|  | Fashination, at Bradford's National Museum of Photography, Film and Television, gives visitors the chance to explore the relationship between art and fashion through the work of many world-famous designers, artists and photographers.
Top designer Alexander McQueen has lent some of his recent fashion creations to the show along with other famous designers like Viktor & Rolf and Hussein Chalayan. Several artists including Benoit Meleard and Turner Prize-nominated Yinka Shonibare will have their work on view to the public and well-established photographers Steven Meisel (for Versace) and Terry Richardson (for Sisley) showcase their fashion photography.
 | | Vanessa Beecroft, Twins 5, Vogue Italia, October 2003 |
The photographers have a key-role in the relationship between fashion and art according to exhibition co-curator Lars Nittve: "At the centre of this zone of mutual, if not symmetrical, fascination we find fashion photographers. Some have come from the art world, others see the fashion world as their base, but their images work fantastically, albeit in a distinctly different way."
He says the borderline between art and fashion today has become blurred: "Many of the more notable fashion designers of our time produce collections and shows which, if they were exhibited in an art gallery or museum, would automatically be assimilated as art."
Lars himself is one of the founding fathers of Fashination. He says the idea was conceived in 1995 when an exhibition he worked on made a "tentative examination of the borderland between art and design." An early form of the show came in 2001 with a Steven Meisel exhibition in London which transferred Meisel's features of Versace from the pages of Vogue magazine to the walls of White Cube art gallery in London.

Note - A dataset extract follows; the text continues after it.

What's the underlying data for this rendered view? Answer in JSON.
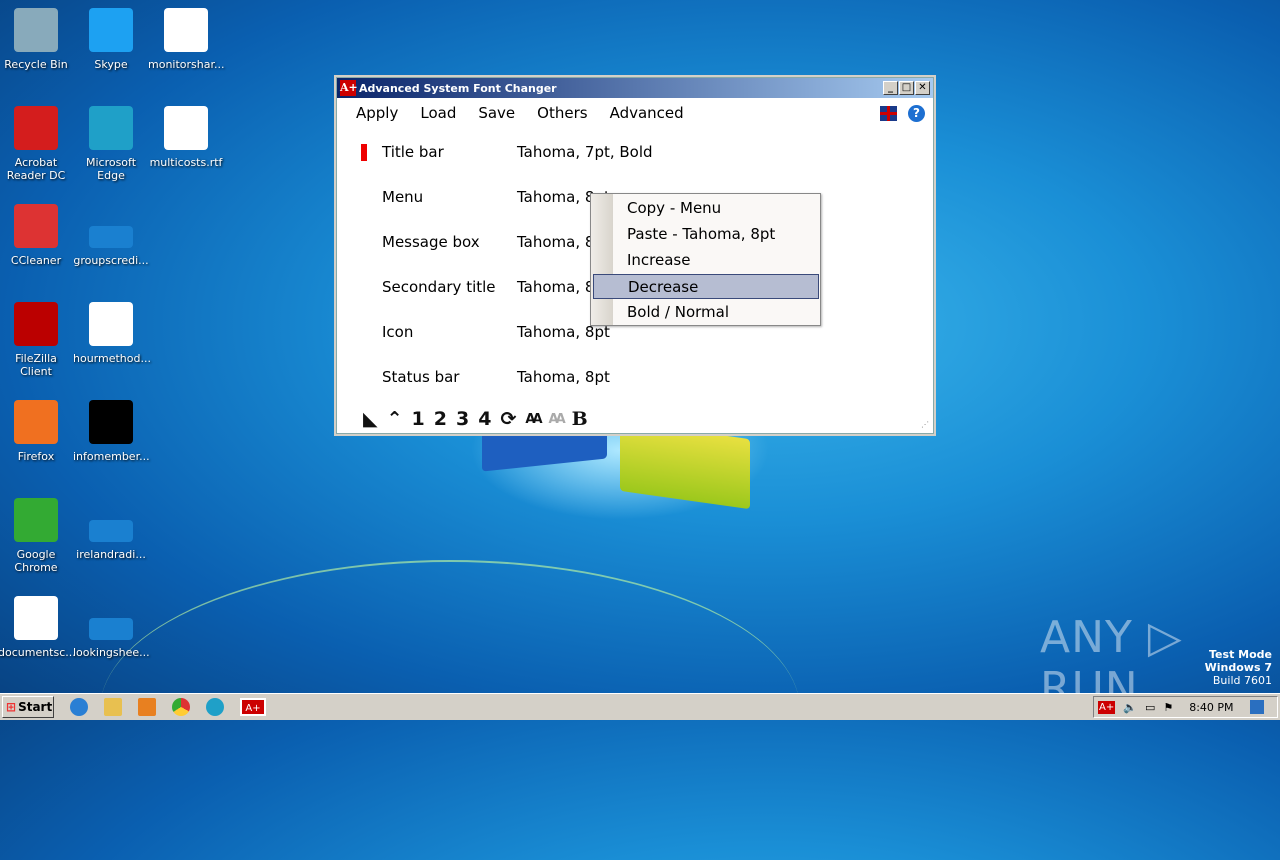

He says Fashination is not a statement about how art became fashion or vice-versa; instead he argues the show merely "poses questions that will probably lead to more questions, and to a few breathtaking, exhilarating experiences."
The artists were all specially chosen for the Fashination show because they are "cutting edge" says co-curator Magnus af Petersens: "We chose artists with an expressed interest in fashion and the fashion system - not just artists who made clothes or textile works. Most of the works had appeared or been commissioned for a fashion context. The same goes for photographers.
 | | Viktor & Rolf, Bluescreen Collection, Autumn/Winter 2002-03 |
"We chose fashion designers who are cutting edge, avant-garde, challenging the rules of the fashion system, but who are also part of that system. Designers who are taken seriously in fashion and not only operating completely from the outside, or as artists." Magnus says the reaction in his native Sweden has been diverse: "The audience were very enthusiastic. The international press was very positive, but the Stockholm press was mixed. Some critics accused it of being superficial, which is a traditional reflex reaction from many in the art world towards fashion.
"I am not sure how it will be received in Bradford. In general, I think the British audience has seen more exhibitions investigating the borderland between art and fashion and they may have a better possibility of comparing and seeing how ours is different."
You can see Fashination at the National Museum of Photography, Film and Television in Bradford from 10th June to 18th September 2005.